Alianzas forzadas y tensiones recientes

En su segundo período, Santos reemplazó a Garzón con Germán Vargas Lleras, con quien estableció una dinámica donde Santos actuaba como Jefe de Gobierno y Vargas como una especie de Primer Ministro. No obstante, Vargas renunció para lanzar su propia campaña presidencial, que resultó poco exitosa dada la impopularidad del gobierno.

Más recientemente, Marta Lucía Ramírez, vicepresidenta de Iván Duque y proveniente de un partido distinto, protagonizó una agenda mediática que generó múltiples incomodidades al mandatario. Situación similar vivió Francia Márquez, cuya relación con Gustavo Petro llegó a tal punto de tensión que terminó marginada de las decisiones clave del poder.

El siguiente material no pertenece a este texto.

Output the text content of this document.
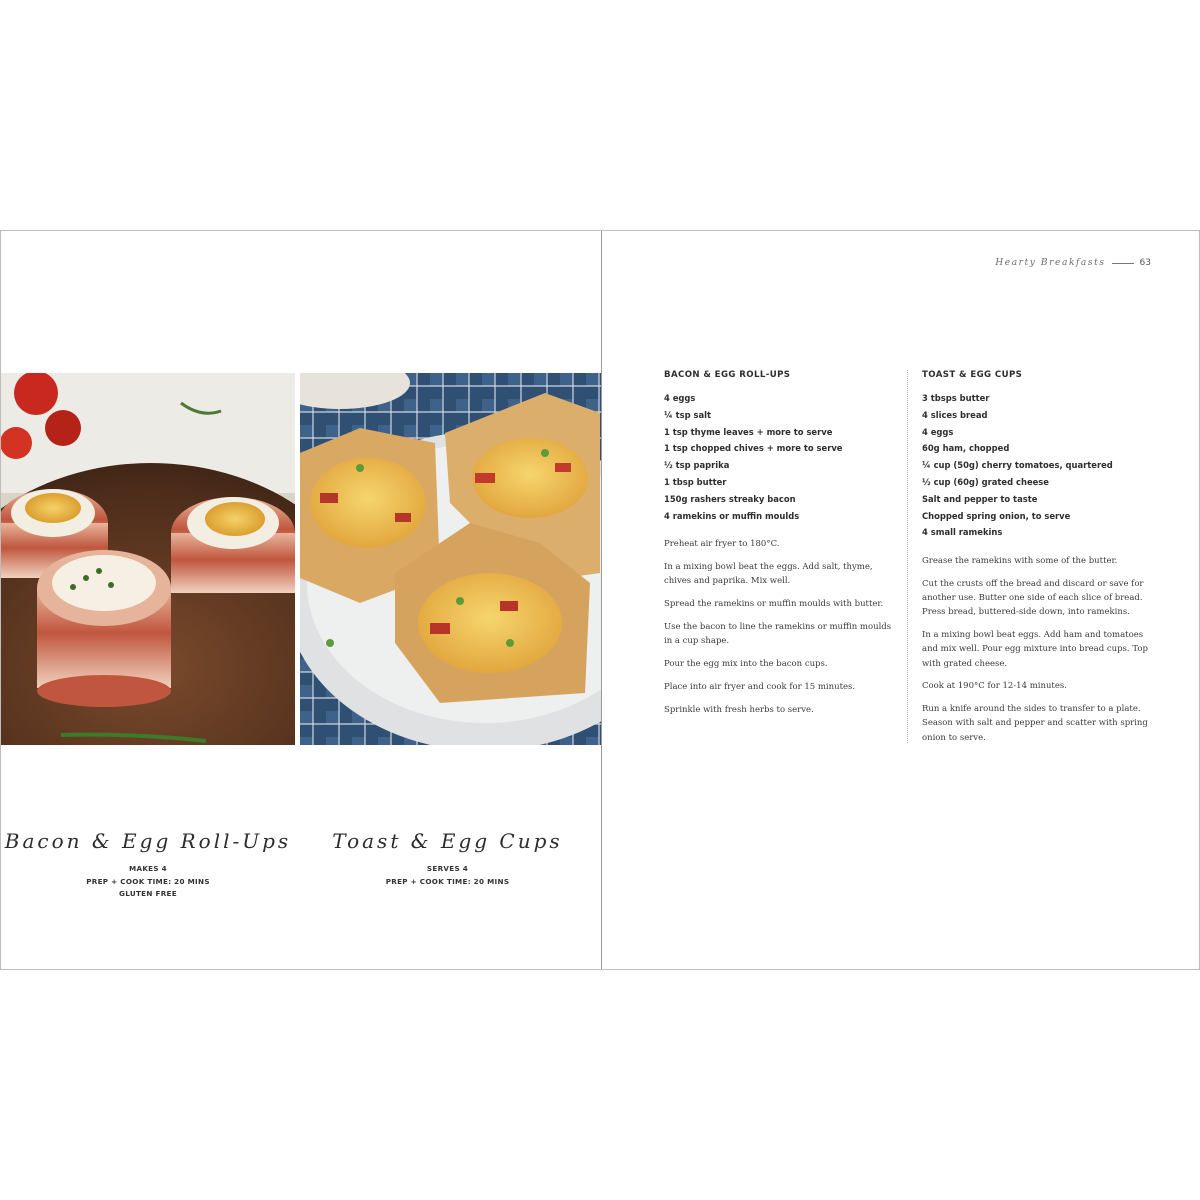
Bacon & Egg Roll-Ups
MAKES 4
PREP + COOK TIME: 20 MINS
GLUTEN FREE
Toast & Egg Cups
SERVES 4
PREP + COOK TIME: 20 MINS
Hearty Breakfasts	63
BACON & EGG ROLL-UPS
4 eggs
¼ tsp salt
1 tsp thyme leaves + more to serve
1 tsp chopped chives + more to serve
½ tsp paprika
1 tbsp butter
150g rashers streaky bacon
4 ramekins or muffin moulds

Preheat air fryer to 180°C.

In a mixing bowl beat the eggs. Add salt, thyme, chives and paprika. Mix well.

Spread the ramekins or muffin moulds with butter.

Use the bacon to line the ramekins or muffin moulds in a cup shape.

Pour the egg mix into the bacon cups.

Place into air fryer and cook for 15 minutes.

Sprinkle with fresh herbs to serve.

TOAST & EGG CUPS
3 tbsps butter
4 slices bread
4 eggs
60g ham, chopped
¼ cup (50g) cherry tomatoes, quartered
½ cup (60g) grated cheese
Salt and pepper to taste
Chopped spring onion, to serve
4 small ramekins

Grease the ramekins with some of the butter.

Cut the crusts off the bread and discard or save for another use. Butter one side of each slice of bread. Press bread, buttered-side down, into ramekins.

In a mixing bowl beat eggs. Add ham and tomatoes and mix well. Pour egg mixture into bread cups. Top with grated cheese.

Cook at 190°C for 12-14 minutes.

Run a knife around the sides to transfer to a plate. Season with salt and pepper and scatter with spring onion to serve.
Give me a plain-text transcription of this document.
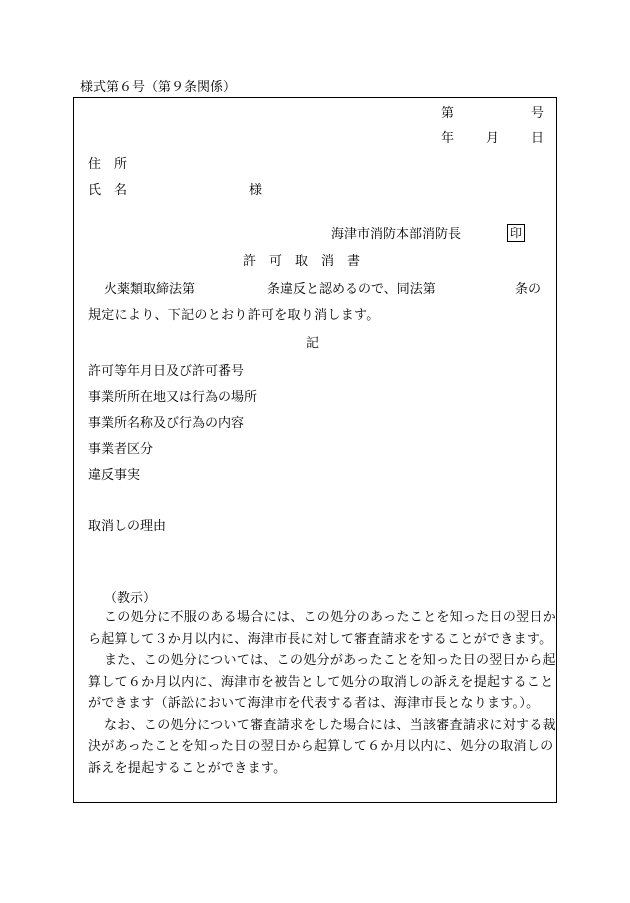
様式第６号（第９条関係）
第	号
年 月 日
住　所
氏　名	様
海津市消防本部消防長	印
許　可　取　消　書
火薬類取締法第	条違反と認めるので、同法第	条の
規定により、下記のとおり許可を取り消します。
記
許可等年月日及び許可番号
事業所所在地又は行為の場所
事業所名称及び行為の内容
事業者区分
違反事実
取消しの理由
（教示）
この処分に不服のある場合には、この処分のあったことを知った日の翌日か
ら起算して３か月以内に、海津市長に対して審査請求をすることができます。
また、この処分については、この処分があったことを知った日の翌日から起
算して６か月以内に、海津市を被告として処分の取消しの訴えを提起すること
ができます（訴訟において海津市を代表する者は、海津市長となります。）。
なお、この処分について審査請求をした場合には、当該審査請求に対する裁
決があったことを知った日の翌日から起算して６か月以内に、処分の取消しの
訴えを提起することができます。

La dupla Valencia-Oviedo: un matrimonio de conveniencia

Toda esta historia sirve para contextualizar la actual llave electoral conformada por Paloma Valencia y Juan Daniel Oviedo, un matrimonio de conveniencia con pocos elementos en común, aunque ambos se identifican con la derecha política. De alcanzar la victoria, esta unión presenta todas las características de una alianza que podría no funcionar de manera óptima. Sin embargo, en la realidad política colombiana, quien ejerce el mando es el presidente, y los vicepresidentes, ya sean controvertidos o discretos, ni quitan ni ponen en el equilibrio fundamental del poder.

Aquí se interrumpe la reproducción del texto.